On running her business, she remarked that her style was underpinned by:
“a commitment to natural and sustainable growth… in the hope of bringing together a work team that would appreciate and thrive (both in work and in their private lives) in an atmosphere of stability, mutual trust, honesty and high endeavour”
The company was turned into a charitable trust to ensure the A-Z kept to its founding ideals and ethics. In 1980, the map gained its now instantly recognisable colour scheme.
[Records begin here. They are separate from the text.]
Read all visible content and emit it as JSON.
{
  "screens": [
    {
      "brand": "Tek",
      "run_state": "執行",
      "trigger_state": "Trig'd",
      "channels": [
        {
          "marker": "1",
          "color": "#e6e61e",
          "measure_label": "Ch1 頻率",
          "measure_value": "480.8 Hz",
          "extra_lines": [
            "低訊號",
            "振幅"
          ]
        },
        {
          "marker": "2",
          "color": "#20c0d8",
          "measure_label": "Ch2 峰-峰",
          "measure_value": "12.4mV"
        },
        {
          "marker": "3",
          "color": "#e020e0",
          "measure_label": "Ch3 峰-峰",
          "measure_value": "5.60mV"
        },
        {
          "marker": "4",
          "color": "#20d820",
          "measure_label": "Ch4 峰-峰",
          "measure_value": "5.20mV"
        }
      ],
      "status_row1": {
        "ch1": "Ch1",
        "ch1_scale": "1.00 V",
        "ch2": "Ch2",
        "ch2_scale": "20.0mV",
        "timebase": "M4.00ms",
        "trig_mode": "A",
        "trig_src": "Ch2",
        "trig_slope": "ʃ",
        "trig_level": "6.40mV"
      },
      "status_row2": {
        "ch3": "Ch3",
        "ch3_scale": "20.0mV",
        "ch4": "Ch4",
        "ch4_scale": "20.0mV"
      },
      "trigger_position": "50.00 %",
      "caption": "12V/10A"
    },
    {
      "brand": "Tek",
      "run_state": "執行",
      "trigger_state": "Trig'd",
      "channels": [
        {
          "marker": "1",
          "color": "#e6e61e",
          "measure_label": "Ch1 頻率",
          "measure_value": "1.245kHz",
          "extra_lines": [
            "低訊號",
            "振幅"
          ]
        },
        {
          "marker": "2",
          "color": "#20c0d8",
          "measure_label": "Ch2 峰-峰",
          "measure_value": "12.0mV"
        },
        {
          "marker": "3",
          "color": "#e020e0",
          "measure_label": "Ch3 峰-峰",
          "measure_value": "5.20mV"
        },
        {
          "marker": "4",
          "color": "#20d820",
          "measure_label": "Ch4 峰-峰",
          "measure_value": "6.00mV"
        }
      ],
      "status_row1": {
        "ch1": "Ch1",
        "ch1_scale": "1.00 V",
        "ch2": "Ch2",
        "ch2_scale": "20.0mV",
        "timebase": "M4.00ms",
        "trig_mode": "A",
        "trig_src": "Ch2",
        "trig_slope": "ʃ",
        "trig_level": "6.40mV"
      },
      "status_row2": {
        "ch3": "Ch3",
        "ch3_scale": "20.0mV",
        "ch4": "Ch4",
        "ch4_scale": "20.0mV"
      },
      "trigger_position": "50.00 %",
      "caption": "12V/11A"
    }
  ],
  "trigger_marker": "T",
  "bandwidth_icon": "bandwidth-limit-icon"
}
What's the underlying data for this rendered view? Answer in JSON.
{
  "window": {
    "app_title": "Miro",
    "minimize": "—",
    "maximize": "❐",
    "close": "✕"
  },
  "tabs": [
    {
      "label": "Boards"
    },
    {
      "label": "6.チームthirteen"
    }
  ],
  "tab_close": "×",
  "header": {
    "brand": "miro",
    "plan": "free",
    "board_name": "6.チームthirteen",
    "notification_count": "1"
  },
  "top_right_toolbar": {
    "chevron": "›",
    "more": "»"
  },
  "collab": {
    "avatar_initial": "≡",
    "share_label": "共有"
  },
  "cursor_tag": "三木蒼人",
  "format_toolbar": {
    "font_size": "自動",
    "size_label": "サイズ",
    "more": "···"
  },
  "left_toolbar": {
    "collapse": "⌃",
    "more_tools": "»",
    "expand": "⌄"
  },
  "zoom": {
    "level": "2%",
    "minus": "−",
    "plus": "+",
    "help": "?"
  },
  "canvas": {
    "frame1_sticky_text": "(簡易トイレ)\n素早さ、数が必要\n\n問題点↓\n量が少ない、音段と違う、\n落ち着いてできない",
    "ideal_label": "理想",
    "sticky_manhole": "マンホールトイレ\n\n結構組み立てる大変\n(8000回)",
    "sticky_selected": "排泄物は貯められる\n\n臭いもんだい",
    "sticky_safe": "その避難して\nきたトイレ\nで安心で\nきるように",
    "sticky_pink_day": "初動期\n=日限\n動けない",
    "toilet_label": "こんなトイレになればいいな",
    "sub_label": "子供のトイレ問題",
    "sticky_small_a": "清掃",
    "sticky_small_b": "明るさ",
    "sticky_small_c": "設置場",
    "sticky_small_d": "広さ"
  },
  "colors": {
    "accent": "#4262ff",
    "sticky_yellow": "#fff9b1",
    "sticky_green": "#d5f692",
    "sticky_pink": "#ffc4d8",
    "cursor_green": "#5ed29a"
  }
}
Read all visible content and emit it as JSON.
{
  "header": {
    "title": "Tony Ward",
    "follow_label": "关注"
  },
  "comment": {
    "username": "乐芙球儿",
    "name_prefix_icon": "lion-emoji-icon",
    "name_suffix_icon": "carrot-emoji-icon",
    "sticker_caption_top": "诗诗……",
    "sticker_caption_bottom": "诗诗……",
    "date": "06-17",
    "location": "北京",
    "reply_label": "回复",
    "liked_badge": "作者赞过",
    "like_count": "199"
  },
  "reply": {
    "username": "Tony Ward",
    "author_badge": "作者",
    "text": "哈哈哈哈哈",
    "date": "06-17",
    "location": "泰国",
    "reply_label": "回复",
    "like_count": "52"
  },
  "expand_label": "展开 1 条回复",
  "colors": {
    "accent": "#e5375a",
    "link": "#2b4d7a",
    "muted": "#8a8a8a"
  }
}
Pearsall remained Chair and Joint Managing Director as the business continued to flourish and introduced new technologies to help develop products, including computer-aided design (CAD) in 1990, now a staple of all facets of mapping.
Phyllis continued to be an active part of the company well into the 1990s until she passed away in 1996 in Shoreham on Sea.
Phyllis Pearsall combined her skill and passion for art and design, to solve a real world problem, and ensured that the company producing the A-Z would continue to follow her dedicated principals. It’s a testament to the quality of the product she created that even with all the barriers before her, the A-Z rose to become the map for travelling and exploring the towns and cities of the nation.